Advent is Upon Us

Advent is upon us.  What does it mean?  For many it’s a signal to begin hyperventilating anxiety about the strain of the holidays on an already strained budget, the expectations and disappointments sure to come with gifts given and received, and parties that are supposed to be fun.  Amidst joy filled decorating, eager anticipation in children’s eyes, and the comfort of reunited families, some are lonely, grieving, and scared.  Confusing, isn’t it? 
Advent is upon us.  What does it mean?  It’s a time to prepare in heart and mind to receive once more God’s presence in our lives through the most intimate way possible: the Word of God made flesh in a baby born of Mary.  It happened only once a long time ago, but you and I need the annual renewal of the wonder of it.  We need it to be reminded that it’s not we who must struggle to reach up to God, but God who has reached down to us in humble, trusting vulnerability.

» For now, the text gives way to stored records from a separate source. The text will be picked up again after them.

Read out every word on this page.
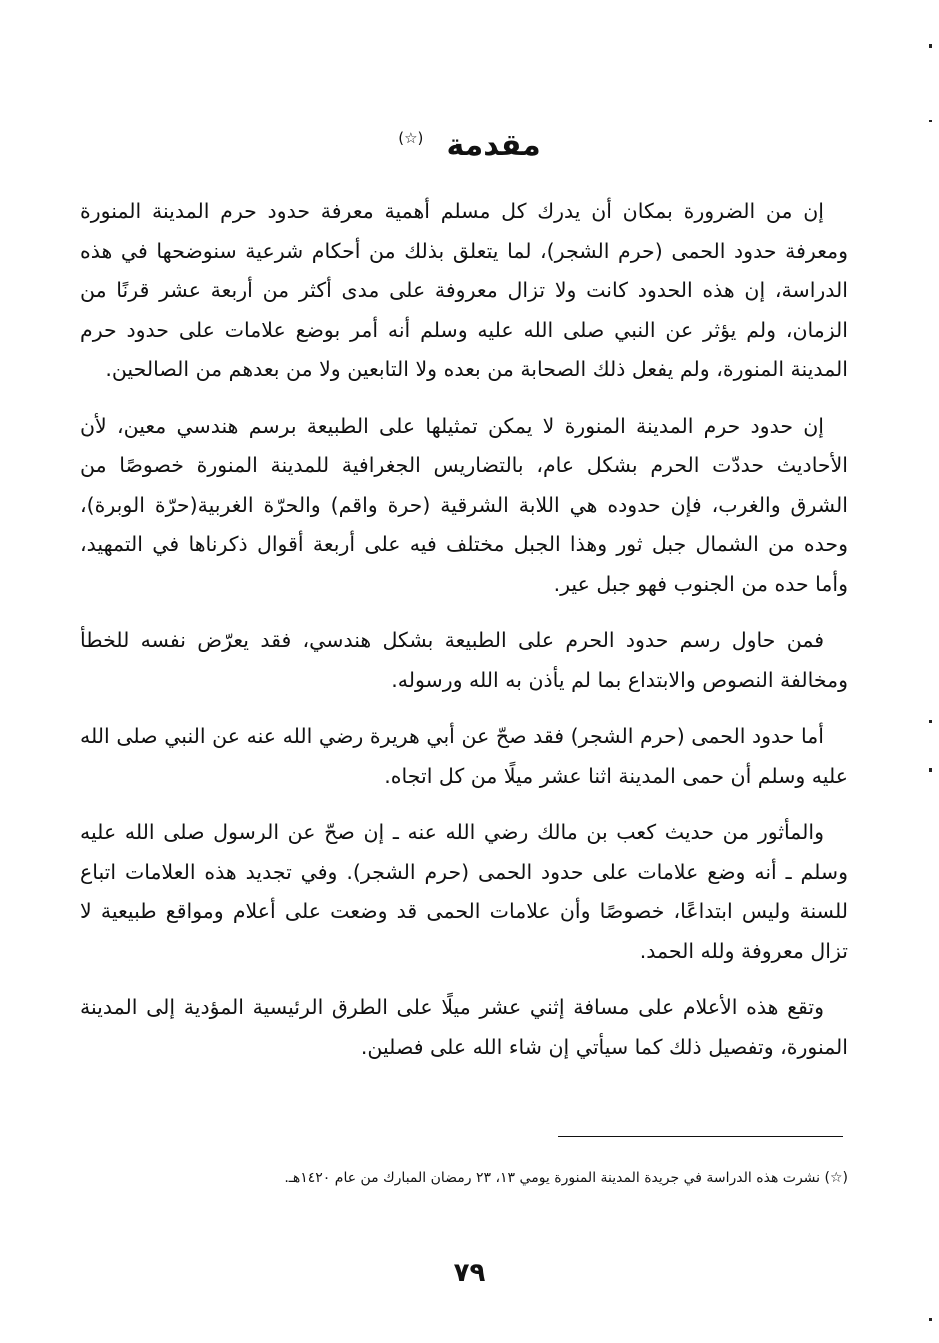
مقدمة (☆)

إن من الضرورة بمكان أن يدرك كل مسلم أهمية معرفة حدود حرم المدينة المنورة ومعرفة حدود الحمى (حرم الشجر)، لما يتعلق بذلك من أحكام شرعية سنوضحها في هذه الدراسة، إن هذه الحدود كانت ولا تزال معروفة على مدى أكثر من أربعة عشر قرنًا من الزمان، ولم يؤثر عن النبي صلى الله عليه وسلم أنه أمر بوضع علامات على حدود حرم المدينة المنورة، ولم يفعل ذلك الصحابة من بعده ولا التابعين ولا من بعدهم من الصالحين.

إن حدود حرم المدينة المنورة لا يمكن تمثيلها على الطبيعة برسم هندسي معين، لأن الأحاديث حددّت الحرم بشكل عام، بالتضاريس الجغرافية للمدينة المنورة خصوصًا من الشرق والغرب، فإن حدوده هي اللابة الشرقية (حرة واقم) والحرّة الغربية(حرّة الوبرة)، وحده من الشمال جبل ثور وهذا الجبل مختلف فيه على أربعة أقوال ذكرناها في التمهيد، وأما حده من الجنوب فهو جبل عير.

فمن حاول رسم حدود الحرم على الطبيعة بشكل هندسي، فقد يعرّض نفسه للخطأ ومخالفة النصوص والابتداع بما لم يأذن به الله ورسوله.

أما حدود الحمى (حرم الشجر) فقد صحّ عن أبي هريرة رضي الله عنه عن النبي صلى الله عليه وسلم أن حمى المدينة اثنا عشر ميلًا من كل اتجاه.

والمأثور من حديث كعب بن مالك رضي الله عنه ـ إن صحّ عن الرسول صلى الله عليه وسلم ـ أنه وضع علامات على حدود الحمى (حرم الشجر). وفي تجديد هذه العلامات اتباع للسنة وليس ابتداعًا، خصوصًا وأن علامات الحمى قد وضعت على أعلام ومواقع طبيعية لا تزال معروفة ولله الحمد.

وتقع هذه الأعلام على مسافة إثني عشر ميلًا على الطرق الرئيسية المؤدية إلى المدينة المنورة، وتفصيل ذلك كما سيأتي إن شاء الله على فصلين.

(☆) نشرت هذه الدراسة في جريدة المدينة المنورة يومي ١٣، ٢٣ رمضان المبارك من عام ١٤٢٠هـ.
٧٩
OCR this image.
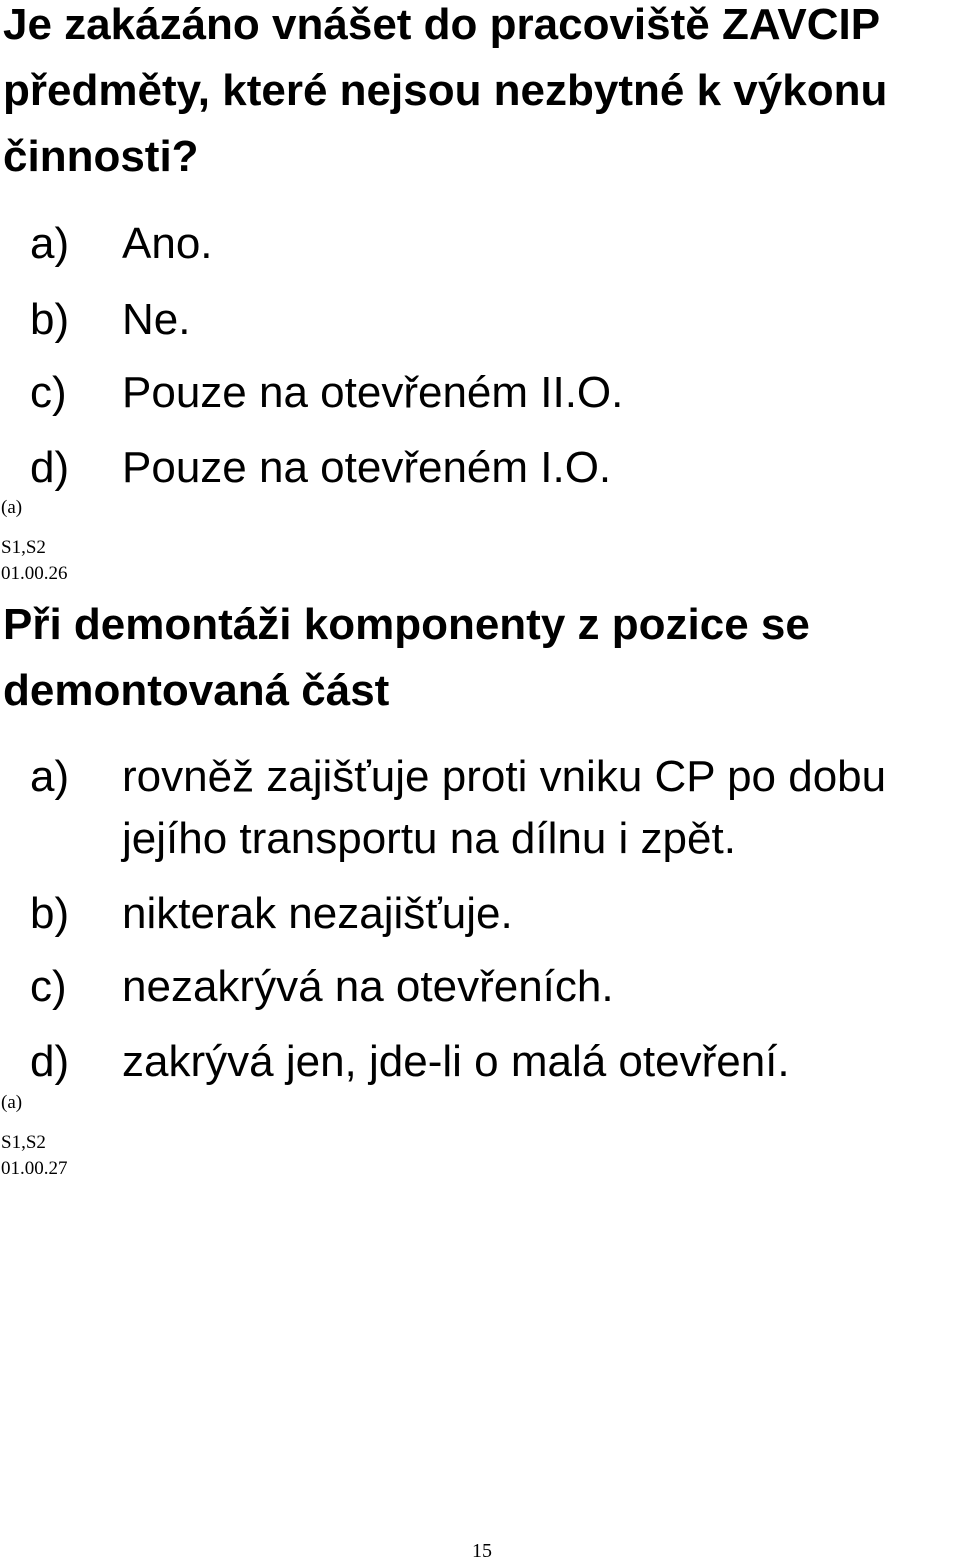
Je zakázáno vnášet do pracoviště ZAVCIP předměty, které nejsou nezbytné k výkonu činnosti?

a) Ano.
b) Ne.
c) Pouze na otevřeném II.O.
d) Pouze na otevřeném I.O.
(a)
S1,S2
01.00.26

Při demontáži komponenty z pozice se demontovaná část

a) rovněž zajišťuje proti vniku CP po dobu jejího transportu na dílnu i zpět.
b) nikterak nezajišťuje.
c) nezakrývá na otevřeních.
d) zakrývá jen, jde-li o malá otevření.
(a)
S1,S2
01.00.27
15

The Holiday Season has other intentions.  After all, it’s rooted in pagan celebrations of the new year, and let’s admit it, it’s fun to engage in at least a bit of it.  If we’re honest, there’s a little pagan blood in each of us.  But Advent can be an effective inoculation against too much.  Advent can slow us down, redirect our attention to Jesus, remind us that the enduring gift of life is ours to have for all eternity.  Advent can calm our fears, ease our anxieties, and hush the noise so we can hear the angels sing.  What we have, we have.  What we don’t have, we don’t have.  Let it be.  What we need is important.  What we want is not.  What we most need and want is love that accepts us as we are.  We can give love like that, even to those we don’t much like.  We can receive it, even from those we’re not fond of.  We have received it freely from God, and can give it freely in Christ’s name.  Advent is a time to work on it.